It’s that time of year again: Tax-Free Savings Account (TFSA) top-up time. The contribution limit for the year has been raised by a modest $500, likely due to inflation. Undoubtedly, it would have been nice if the TFSA limit were increased by a more generous amount (a return to $10,000 would have been nice).
In any case, many new Canadian investors will have a tougher time making the full contribution with the affordability issues that are due to continue in the new year. With lingering inflation and a labour market that could take a hit to the chin, it’s hard to tell what the next chapter of this bear market will be as it enters its second year.
Undoubtedly, it seems safe to just put your next $6,500 TFSA contribution in a GIC (Guaranteed Investment Certificate). That way, you’ll get more than 4% interest for a 12-14-month issue without having to risk any of your principal. GICs are looking very competitive this year. And it seems prudent to stick with such risk-free assets now that we’re (likely) in a recession year.
TFSA contribution 2023: Are GICs or stocks more enticing to invest $6,500?
Despite the relative attractiveness of GICs and bonds, I still think stocks are a great asset class for long-term investors. If you’re more than 10 years away from retirement, you shouldn’t take a raincheck on stocks amid this bear market. Eventually, stocks will trend higher again, and you’ll want to be invested before the fact. Otherwise, you could miss the biggest gains and have to buy back at higher prices.
It’s not easy to stay invested here, even if you are young, with time on your side. For many new investors, this will be our first year-long bear market and recession. Investing ahead of bad times seems very unwise, especially if our personal finances haven’t been in a great spot.
If you have the means, though, 2023 could prove to be a year that could help investors achieve above-average prospective returns through the next decade. It’s far better to invest while stocks are in the gutter than surging toward unprecedented highs. In any case, investors have a tough task on their hands as they look to allocate their next $6,500 in TFSA funds.

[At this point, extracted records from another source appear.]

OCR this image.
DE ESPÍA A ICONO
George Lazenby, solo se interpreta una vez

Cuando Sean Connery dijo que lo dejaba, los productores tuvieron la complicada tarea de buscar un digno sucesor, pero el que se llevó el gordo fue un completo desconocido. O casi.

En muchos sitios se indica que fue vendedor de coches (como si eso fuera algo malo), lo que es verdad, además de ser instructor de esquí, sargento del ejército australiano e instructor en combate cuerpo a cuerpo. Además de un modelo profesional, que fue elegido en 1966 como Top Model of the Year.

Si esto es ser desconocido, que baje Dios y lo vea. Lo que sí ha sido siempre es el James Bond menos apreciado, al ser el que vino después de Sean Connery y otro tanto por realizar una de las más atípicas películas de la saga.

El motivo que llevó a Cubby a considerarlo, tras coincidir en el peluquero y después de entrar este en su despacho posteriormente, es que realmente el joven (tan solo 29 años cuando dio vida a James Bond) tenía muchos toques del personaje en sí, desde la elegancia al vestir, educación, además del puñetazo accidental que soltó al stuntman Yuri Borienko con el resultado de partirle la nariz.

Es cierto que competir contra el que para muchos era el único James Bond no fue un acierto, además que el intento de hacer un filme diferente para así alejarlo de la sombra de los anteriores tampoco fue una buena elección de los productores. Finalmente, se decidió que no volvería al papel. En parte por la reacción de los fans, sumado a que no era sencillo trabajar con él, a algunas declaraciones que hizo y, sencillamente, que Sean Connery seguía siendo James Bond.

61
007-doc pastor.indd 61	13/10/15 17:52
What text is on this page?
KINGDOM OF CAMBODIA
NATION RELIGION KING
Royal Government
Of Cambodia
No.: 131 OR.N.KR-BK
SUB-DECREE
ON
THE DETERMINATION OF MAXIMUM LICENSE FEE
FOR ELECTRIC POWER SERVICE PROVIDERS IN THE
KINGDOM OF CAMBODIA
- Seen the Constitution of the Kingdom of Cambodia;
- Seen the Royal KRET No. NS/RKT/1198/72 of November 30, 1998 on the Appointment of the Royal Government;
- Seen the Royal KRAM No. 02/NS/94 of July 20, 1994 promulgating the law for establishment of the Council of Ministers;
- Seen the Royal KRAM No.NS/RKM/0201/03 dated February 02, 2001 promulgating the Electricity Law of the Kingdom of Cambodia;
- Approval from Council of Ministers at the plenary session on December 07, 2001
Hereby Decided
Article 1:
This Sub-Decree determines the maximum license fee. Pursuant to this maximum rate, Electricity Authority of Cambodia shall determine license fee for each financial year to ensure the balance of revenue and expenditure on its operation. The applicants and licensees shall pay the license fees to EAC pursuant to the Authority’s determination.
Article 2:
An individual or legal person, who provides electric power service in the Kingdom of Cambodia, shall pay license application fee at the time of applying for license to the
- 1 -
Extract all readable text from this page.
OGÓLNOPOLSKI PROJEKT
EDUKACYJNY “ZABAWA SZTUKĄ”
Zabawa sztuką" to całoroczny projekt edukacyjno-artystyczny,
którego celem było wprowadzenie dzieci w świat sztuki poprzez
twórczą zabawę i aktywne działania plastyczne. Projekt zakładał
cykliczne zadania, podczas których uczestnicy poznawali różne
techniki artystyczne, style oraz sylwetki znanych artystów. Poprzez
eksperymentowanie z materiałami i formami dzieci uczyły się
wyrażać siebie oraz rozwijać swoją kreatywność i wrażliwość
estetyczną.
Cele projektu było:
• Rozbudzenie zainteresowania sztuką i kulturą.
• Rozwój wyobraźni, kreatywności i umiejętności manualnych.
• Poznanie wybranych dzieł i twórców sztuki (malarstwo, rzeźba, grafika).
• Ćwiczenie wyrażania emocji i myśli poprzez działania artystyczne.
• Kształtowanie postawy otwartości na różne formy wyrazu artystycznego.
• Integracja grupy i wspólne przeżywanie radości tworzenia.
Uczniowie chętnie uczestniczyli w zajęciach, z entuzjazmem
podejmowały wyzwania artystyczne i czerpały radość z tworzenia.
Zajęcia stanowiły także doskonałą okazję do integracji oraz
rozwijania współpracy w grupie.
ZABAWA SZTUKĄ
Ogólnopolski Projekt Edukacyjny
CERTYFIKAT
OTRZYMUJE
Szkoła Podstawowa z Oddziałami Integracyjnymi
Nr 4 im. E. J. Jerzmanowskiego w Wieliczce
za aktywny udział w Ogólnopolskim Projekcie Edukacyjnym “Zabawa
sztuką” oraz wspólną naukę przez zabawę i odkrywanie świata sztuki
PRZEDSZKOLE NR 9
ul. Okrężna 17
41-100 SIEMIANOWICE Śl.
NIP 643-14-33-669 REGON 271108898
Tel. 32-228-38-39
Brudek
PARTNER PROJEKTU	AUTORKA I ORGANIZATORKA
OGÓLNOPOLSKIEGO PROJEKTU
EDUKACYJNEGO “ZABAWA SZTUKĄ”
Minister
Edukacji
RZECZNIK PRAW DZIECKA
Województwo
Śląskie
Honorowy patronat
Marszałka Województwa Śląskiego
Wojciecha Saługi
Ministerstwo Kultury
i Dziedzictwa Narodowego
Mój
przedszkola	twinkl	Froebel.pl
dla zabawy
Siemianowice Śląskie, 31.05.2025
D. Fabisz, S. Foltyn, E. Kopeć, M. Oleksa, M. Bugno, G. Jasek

If you’re willing to stick with stocks, the potential returns relative to GICs could have the potential to be so much greater. Higher risks always tend to come with higher rewards. While all stocks are technically “risky,” investors can tilt the risk/reward scenario in their favour with underpriced defensive dividend stocks that can roll with the punches en route to the market’s inevitable post-bear-market recovery.
In this piece, we’ll consider Restaurant Brands International (TSX:QSR).
Restaurant Brands International
Restaurant Brands International is a fast-food heavyweight that could have a big 2023. The company brought on former Domino’s Pizza top boss and turnaround artist Patrick Doyle to help make Burger King a rival to be feared again.
It’s not just the Doyle factor that makes me bullish on shares of QSR.
The stock has a depressed valuation relative to many peers in the fast-food space. Remember, fast-food firms tend to view tough times as a sort of tailwind. In that regard, QSR and the rest of the industry, I believe, are deserving of a premium valuation.
At writing, QSR stock trades at 20.9 times trailing earnings, with a 3.36% dividend yield. Though QSR stock may be pricier than it was a few months ago, I continue to like the name as it looks to transform its brands. I like where Burger King and Popeyes Louisiana Kitchen are headed most.
Hard landing or not, QSR stock stands out as a top pick for conservative investors in 2023.